В полдень на солнечной стороне | страница 47
Соня приходила к Петухову оживленная, веселая, вдруг похорошевшая, как ей говорили подруги-связистки, еще не догадываясь, почему в ней объявилось столько доверчивой приветливой общительности, женственности. Ведь до этого она отличалась ершистостью, недоверчивой настороженностью и, когда с ней откровенничали, говорила брезгливо:
— Не люблю я бабского слюнтяйства, неужели нельзя без этого? Тебя что, пустили на фронт только для того, чтобы тут замуж выйти?..

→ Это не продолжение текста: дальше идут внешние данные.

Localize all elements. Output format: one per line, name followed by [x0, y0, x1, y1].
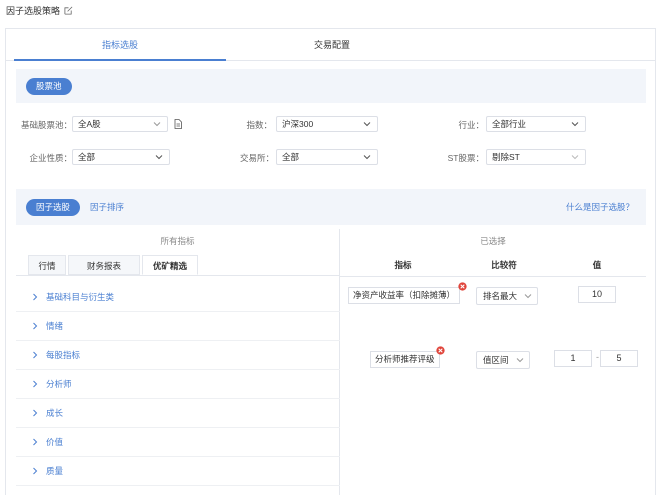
stock-pool-bar: 股票池	[16, 69, 646, 103]
strategy-panel: 指标选股 交易配置 股票池 基础股票池： 全A股 指数： 沪深300 行业： 全…	[5, 28, 656, 495]
category-item[interactable]: 分析师	[16, 370, 340, 399]
st-value: 剔除ST	[492, 152, 520, 162]
chevron-right-icon	[33, 293, 38, 301]
col-value: 值	[592, 260, 602, 270]
base-pool-label: 基础股票池：	[20, 120, 72, 130]
close-icon[interactable]	[458, 282, 467, 291]
chevron-down-icon	[524, 294, 532, 299]
exchange-value: 全部	[282, 152, 300, 162]
page-title-text: 因子选股策略	[6, 6, 61, 16]
index-value: 沪深300	[282, 119, 314, 129]
compare-select[interactable]: 值区间	[476, 351, 530, 369]
category-label: 分析师	[46, 379, 72, 389]
col-indicator: 指标	[394, 260, 412, 270]
chevron-down-icon	[155, 155, 163, 160]
category-item[interactable]: 质量	[16, 457, 340, 486]
range-separator: -	[596, 352, 599, 362]
chevron-down-icon	[516, 358, 524, 363]
factor-bar: 因子选股 因子排序 什么是因子选股？	[16, 189, 646, 225]
company-nature-value: 全部	[78, 152, 96, 162]
exchange-label: 交易所：	[239, 153, 274, 163]
base-pool-value: 全A股	[78, 119, 101, 129]
edit-icon[interactable]	[64, 6, 73, 15]
base-pool-select[interactable]: 全A股	[72, 116, 168, 132]
tab-indicator-selection[interactable]: 指标选股	[14, 29, 226, 61]
tab-trade-config[interactable]: 交易配置	[226, 29, 438, 61]
category-label: 质量	[46, 466, 64, 476]
factor-selection-pill[interactable]: 因子选股	[26, 199, 81, 216]
document-icon[interactable]	[174, 119, 182, 129]
category-label: 价值	[46, 437, 64, 447]
tab-market[interactable]: 行情	[28, 255, 66, 275]
chevron-down-icon	[571, 155, 579, 160]
tab-divider	[16, 275, 340, 276]
category-item[interactable]: 基础科目与衍生类	[16, 283, 340, 312]
category-label: 情绪	[46, 321, 64, 331]
chevron-down-icon	[571, 122, 579, 127]
category-item[interactable]: 成长	[16, 399, 340, 428]
index-label: 指数：	[246, 120, 272, 130]
chevron-down-icon	[153, 122, 161, 127]
company-nature-label: 企业性质：	[29, 153, 72, 163]
compare-value: 值区间	[483, 355, 509, 365]
index-select[interactable]: 沪深300	[276, 116, 378, 132]
main-tabs: 指标选股 交易配置	[6, 29, 655, 61]
category-item[interactable]: 价值	[16, 428, 340, 457]
tab-featured[interactable]: 优矿精选	[142, 255, 198, 275]
page-title: 因子选股策略	[6, 4, 73, 17]
chevron-down-icon	[363, 122, 371, 127]
company-nature-select[interactable]: 全部	[72, 149, 170, 165]
industry-select[interactable]: 全部行业	[486, 116, 586, 132]
category-item[interactable]: 每股指标	[16, 341, 340, 370]
range-min-input[interactable]: 1	[554, 350, 592, 367]
selected-indicator: 分析师推荐评级	[370, 351, 440, 368]
st-label: ST股票：	[447, 153, 484, 163]
close-icon[interactable]	[436, 346, 445, 355]
chevron-right-icon	[33, 467, 38, 475]
range-max-input[interactable]: 5	[600, 350, 638, 367]
all-indicators-pane: 所有指标 行情 财务报表 优矿精选 基础科目与衍生类 情绪 每股指标 分析师 成…	[16, 229, 340, 495]
chevron-right-icon	[33, 351, 38, 359]
stock-pool-pill[interactable]: 股票池	[26, 78, 72, 95]
header-divider	[340, 276, 646, 277]
category-item[interactable]: 情绪	[16, 312, 340, 341]
col-compare: 比较符	[491, 260, 517, 270]
chevron-right-icon	[33, 380, 38, 388]
chevron-right-icon	[33, 438, 38, 446]
compare-value: 排名最大	[483, 291, 518, 301]
value-input[interactable]: 10	[578, 286, 616, 303]
industry-label: 行业：	[458, 120, 484, 130]
st-select[interactable]: 剔除ST	[486, 149, 586, 165]
all-indicators-header: 所有指标	[160, 236, 195, 246]
selected-indicator: 净资产收益率（扣除摊薄）	[348, 287, 461, 304]
chevron-right-icon	[33, 322, 38, 330]
chevron-down-icon	[363, 155, 371, 160]
selected-header: 已选择	[480, 236, 506, 246]
help-link[interactable]: 什么是因子选股？	[566, 199, 634, 216]
chevron-right-icon	[33, 409, 38, 417]
factor-sort-tab[interactable]: 因子排序	[90, 199, 124, 216]
industry-value: 全部行业	[492, 119, 527, 129]
category-label: 成长	[46, 408, 64, 418]
exchange-select[interactable]: 全部	[276, 149, 378, 165]
selected-pane: 已选择 指标 比较符 值 净资产收益率（扣除摊薄） 排名最大 10 分析师推荐评…	[340, 229, 646, 495]
category-label: 基础科目与衍生类	[46, 292, 115, 302]
compare-select[interactable]: 排名最大	[476, 287, 538, 305]
category-label: 每股指标	[46, 350, 81, 360]
tab-financial-report[interactable]: 财务报表	[68, 255, 140, 275]
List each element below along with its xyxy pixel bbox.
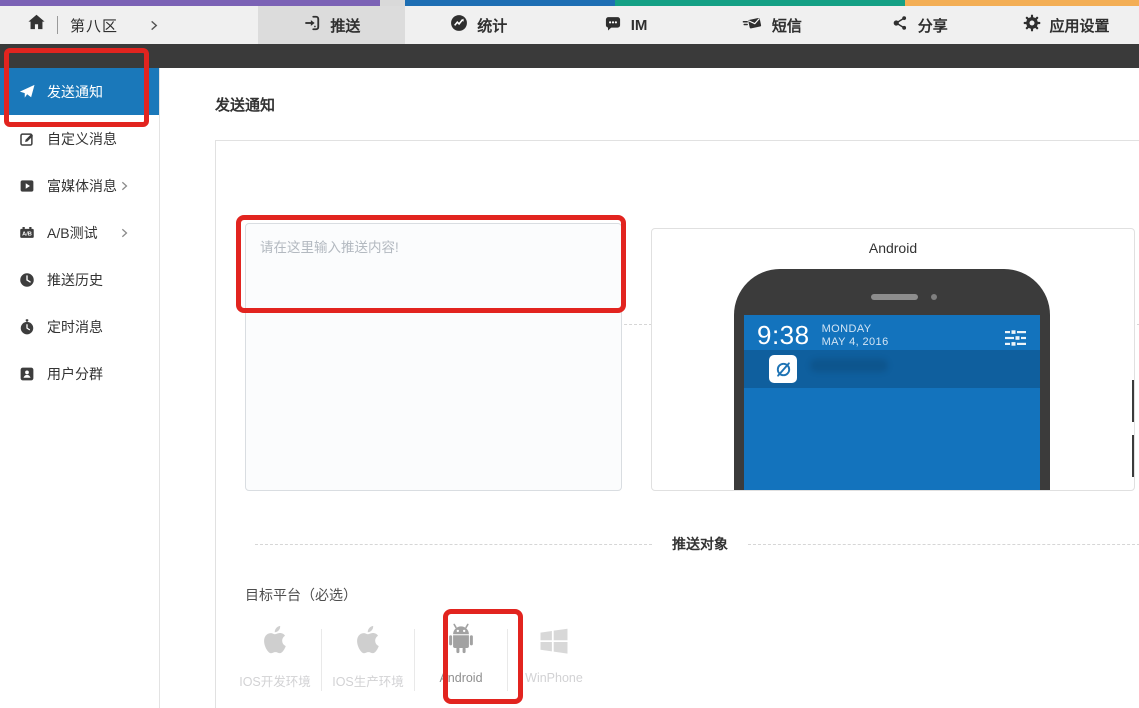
tab-label: 推送 bbox=[330, 15, 360, 36]
platform-label: IOS开发环境 bbox=[239, 671, 311, 690]
phone-camera-dot bbox=[931, 294, 937, 300]
divider-line bbox=[255, 544, 652, 545]
section-divider-target: 推送对象 bbox=[255, 536, 1139, 552]
phone-date-block: MONDAY MAY 4, 2016 bbox=[822, 323, 889, 349]
apple-icon bbox=[351, 615, 385, 659]
apple-icon bbox=[258, 615, 292, 659]
sidebar-item-custom-message[interactable]: 自定义消息 bbox=[0, 115, 159, 162]
tab-label: 统计 bbox=[477, 15, 507, 36]
tab-push[interactable]: 推送 bbox=[258, 6, 405, 44]
sidebar-item-label: 定时消息 bbox=[47, 317, 103, 337]
sidebar-item-label: 富媒体消息 bbox=[47, 176, 117, 196]
tab-label: 短信 bbox=[772, 15, 802, 36]
platform-ios-dev[interactable]: IOS开发环境 bbox=[229, 615, 321, 690]
sidebar-item-label: A/B测试 bbox=[47, 223, 98, 243]
sidebar: 发送通知 自定义消息 富媒体消息 bbox=[0, 68, 160, 708]
phone-date: MAY 4, 2016 bbox=[822, 336, 889, 349]
chevron-right-icon bbox=[119, 178, 129, 194]
edit-icon bbox=[17, 129, 36, 148]
top-navbar: 第八区 推送 统计 bbox=[0, 6, 1139, 44]
platform-android[interactable]: Android bbox=[415, 615, 507, 685]
tab-label: IM bbox=[631, 17, 648, 34]
svg-text:A/B: A/B bbox=[22, 231, 32, 237]
sidebar-item-label: 推送历史 bbox=[47, 270, 103, 290]
phone-time: 9:38 bbox=[757, 321, 810, 349]
tab-stats[interactable]: 统计 bbox=[405, 6, 552, 44]
jpush-app-icon bbox=[769, 355, 797, 383]
gear-icon bbox=[1022, 13, 1042, 37]
platform-label: WinPhone bbox=[525, 671, 583, 685]
sidebar-item-label: 发送通知 bbox=[47, 82, 103, 102]
phone-status-row: 9:38 MONDAY MAY 4, 2016 bbox=[744, 315, 1040, 349]
divider-line bbox=[748, 544, 1139, 545]
platform-label: Android bbox=[439, 671, 482, 685]
stats-icon bbox=[449, 13, 469, 37]
sidebar-item-scheduled-message[interactable]: 定时消息 bbox=[0, 303, 159, 350]
sidebar-item-push-history[interactable]: 推送历史 bbox=[0, 256, 159, 303]
subheader-dark-bar bbox=[0, 44, 1139, 68]
tab-label: 分享 bbox=[918, 15, 948, 36]
chevron-right-icon bbox=[119, 225, 129, 241]
sidebar-item-ab-test[interactable]: A/B A/B测试 bbox=[0, 209, 159, 256]
project-switcher[interactable]: 第八区 bbox=[0, 6, 258, 44]
home-icon[interactable] bbox=[26, 12, 47, 38]
project-name: 第八区 bbox=[70, 15, 118, 36]
platform-label: IOS生产环境 bbox=[332, 671, 404, 690]
phone-side-button bbox=[1132, 380, 1135, 422]
paper-plane-icon bbox=[17, 82, 36, 101]
tab-app-settings[interactable]: 应用设置 bbox=[992, 6, 1139, 44]
push-content-input[interactable] bbox=[245, 223, 622, 491]
phone-weekday: MONDAY bbox=[822, 323, 889, 336]
chevron-right-icon[interactable] bbox=[148, 20, 159, 31]
tab-share[interactable]: 分享 bbox=[845, 6, 992, 44]
phone-side-button bbox=[1132, 435, 1135, 477]
main-content: 发送通知 推送内容 Android 9:38 MONDAY bbox=[160, 68, 1139, 708]
platform-selector: IOS开发环境 IOS生产环境 bbox=[229, 615, 600, 691]
page-title: 发送通知 bbox=[215, 94, 275, 115]
platform-ios-prod[interactable]: IOS生产环境 bbox=[322, 615, 414, 690]
push-form-panel: 推送内容 Android 9:38 MONDAY MAY 4, 2016 bbox=[215, 140, 1139, 708]
notification-ghost-text bbox=[810, 359, 888, 372]
sidebar-item-user-segment[interactable]: 用户分群 bbox=[0, 350, 159, 397]
sidebar-item-send-notification[interactable]: 发送通知 bbox=[0, 68, 159, 115]
preview-os-label: Android bbox=[652, 240, 1134, 256]
play-icon bbox=[17, 176, 36, 195]
target-platform-label: 目标平台（必选） bbox=[245, 585, 357, 605]
clock-icon bbox=[17, 270, 36, 289]
sidebar-item-label: 用户分群 bbox=[47, 364, 103, 384]
timer-icon bbox=[17, 317, 36, 336]
phone-speaker bbox=[871, 294, 918, 300]
users-icon bbox=[17, 364, 36, 383]
tab-sms[interactable]: 短信 bbox=[698, 6, 845, 44]
sliders-icon bbox=[1005, 330, 1026, 351]
phone-mockup: 9:38 MONDAY MAY 4, 2016 bbox=[734, 269, 1050, 491]
windows-icon bbox=[536, 615, 572, 659]
phone-screen: 9:38 MONDAY MAY 4, 2016 bbox=[744, 315, 1040, 491]
section-title: 推送对象 bbox=[672, 534, 728, 554]
notification-band bbox=[744, 350, 1040, 388]
body-row: 发送通知 自定义消息 富媒体消息 bbox=[0, 68, 1139, 708]
sidebar-item-label: 自定义消息 bbox=[47, 129, 117, 149]
push-icon bbox=[302, 13, 322, 37]
tab-label: 应用设置 bbox=[1050, 15, 1110, 36]
ab-test-icon: A/B bbox=[17, 223, 36, 242]
sidebar-item-rich-media[interactable]: 富媒体消息 bbox=[0, 162, 159, 209]
share-icon bbox=[890, 13, 910, 37]
sms-icon bbox=[742, 13, 764, 37]
navbar-divider bbox=[57, 16, 58, 34]
android-icon bbox=[442, 615, 480, 659]
platform-winphone[interactable]: WinPhone bbox=[508, 615, 600, 685]
im-icon bbox=[603, 13, 623, 37]
android-preview-card: Android 9:38 MONDAY MAY 4, 2016 bbox=[651, 228, 1135, 491]
tab-im[interactable]: IM bbox=[552, 6, 699, 44]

Только капитан Лебедев сразу отгадал причины радостного цветения девушки, сказал ей сухо:
— Я приказал от дежурств тебя, Красовская, временно освободить. — Пожевал губами, добавил: — Для отдыха.
— Значит, ждать задания! — обрадовалась Соня.
Там увидим. — Поманил ближе к себе, спросил: — Если б ты от контузии заикой стала и глаз ударной волной вышибло, как ты к этому отнеслась бы?
— Не знаю, — сказала Соня.
— Надо знать! — сердито приказал Лебедев. — Во всяком случае, быть уверенной, без такой уверенности лучше и не встречаться. — И ушел, сутулясь, как всегда, глядя себе в ноги.
Обычно они ходили в лес, прогретый солнцем, пронизанный зеленым свечением листвы.
На поляне садились на поваленное дерево. Кругом высокая трава в пахучем многоцветье и высокое светлое небо.
— Можно, я разуюсь? — спросила Соня.
— Не на службе, чего спрашиваешь?
— А вдруг тебе неприятно, что я босая?
— Чего ж тут такого — ногам отдых.
Вытянув голые ноги, она пошевелила пальцами. Петухов наклонился, внимательно глядя.
— Смешно: как крольчата беленькие ушками шевелят.
Она смущенно поджала ноги и, благодарно взглянув на него, засмеялась:
— Крольчата! А я боялась. От портянок мозоли видал какие!
— Бедненькие, — сказал Петухов, — такие маленькие, скорченные и пораненные.
— А ты откуда знаешь, что я была раненая?
— Ну, еще там, у болота, заметил рубцы здесь и здесь.
— А говорил — ничего не видел.
— Только ранения, и тогда мне стало тебя еще больше жалко.
— Это когда узел бомбили, меня осколками шарахнуло, а на проводе штаб армии, я и испугалась кричать, что ранена, ну и держалась. Потом Лебедев вскочил, быстро вспорол ножом гимнастерку и сразу индивидуальными пакетами всю меня обвязал. Он ловкий, привык в разведке на все руки. Хорошо, лицо не задело или, допустим, глаз. Что тогда?
— Хуже нет, когда глаза ударной волной вышибает, — рассудительно заметил Петухов. — У меня вот у лучшего первого номера станкового оба глаза на щеки выбило, а он еще долго огонь по памяти вел. Прощались с ним, плакали ребята. Раз он не видит, чего же тут скрываться, что плачут.